Hayatta bazı insanlar vardır… gelir, kalbini güzelleştirir. Sesleriyle, gülüşleriyle, bir bakışıyla… İçinde bir şeyleri büyütür, yeşertir. Sonra ansızın da giderler. Sessiz, kimsesiz, arkalarına bile bakmadan. Ama kalbinin bir köşesine işlenmiş o anılar… işte onlar hiç gitmezler.

Bir gün yağmur yağıyor olur… cama vuran damlaları izlerken, bir anda gözlerin dolar. Nedenini bile bilmezsin. Çünkü belki bir zamanlar biriyle bir şemsiyeyi paylaşmışsındır ya da bir yaz yağmurunda beraber ıslanmışsındır. Hatırlarsın… Giden insanın ismini bile anmadan, onun hatırası seni sıcacık sarar ya da usulca sarsar.

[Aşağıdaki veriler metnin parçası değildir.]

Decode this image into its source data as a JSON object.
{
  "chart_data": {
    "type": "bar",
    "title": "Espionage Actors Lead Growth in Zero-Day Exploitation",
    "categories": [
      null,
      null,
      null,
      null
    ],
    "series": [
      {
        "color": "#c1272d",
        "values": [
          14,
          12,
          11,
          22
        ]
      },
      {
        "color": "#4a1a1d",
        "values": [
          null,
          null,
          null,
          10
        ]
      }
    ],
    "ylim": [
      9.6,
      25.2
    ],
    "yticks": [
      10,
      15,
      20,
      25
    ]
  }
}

Cem Adrian “Hatıram Olsun” şarkısını söylerken sesi bir anda titrer ve…
“Bir gün benden gidersen, hatıram olsun.” Der ya tam da öyle işte… İnsanlar gider, ama anılar kalır. Kalbinin tam ortasına çakılı kalır bazı sesler, bazı bakışlar, bazı dokunuşlar… bazen bir sabah kahvesinin kokusunda, bazen eski bir radyodan yükselen şarkıda yakalar seni.

Bir durakta beklerken, bir parkta yürürken, tanıdık bir kahkaha duyarsın… Omzunu dönersin ama kimse yoktur. Çünkü bazı insanlar gerçekten gitmez. Gövdeleri uzaklaşır ama ruhları, hatıraları sana tutunur.

Ben de çok insanı uğurladım. Kimi usulca, kimi gözyaşlarımla, kimi arkamı dönmeden… Ama sonra anladım. Giden gitmişti belki ama kalbimde bir tablo gibi asılı kalmıştı o anılar. Tablolar biraz rengarenk, biraz buruk ama hep kıymetli.

Bazen bir bakışta başlar hikayeler… bazen uzun uzun cümlelerle kurarsın hayalleri… ama ne kadar güçlü olursan ol, bazı vedaları engelleyemezsin. İnsanlar değişir, yollar ayrılır. Ama anılar… o izler… maalesef ömür boyu seninle kalır.

Belki de mesele kim gitti, kim kaldı değil… mesele ne bıraktıklarıydı. Bir tebessüm mü bıraktılar geriye, yoksa bir gözyaşı mı… Bir özlem mi bıraktılar yoksa koca bir huzur mu…
Benim için önemli olan şu:
Her giden bir şey bıraktı. Ve ben onları güzel hatırlamaya karar verdim.
Sessizce fısıldıyorum arkasından:
“Hoşça kal… ama hatıram ol. Bende hep güzel kal.”

Çünkü hayat bana şunu öğretti…
Giden her insan hatıra olur… ama kimisi yara, kimisi dua gibi kalır.

Ve belki de Şeyh Galip’in dediği gibi:

“Hoşça bak zatına, kim zat-ı alisin sen,
Bir cevher-i la’l-i şehvarı dideminsin sen.”

Çünkü her insan bir cevher… kalan da giden de.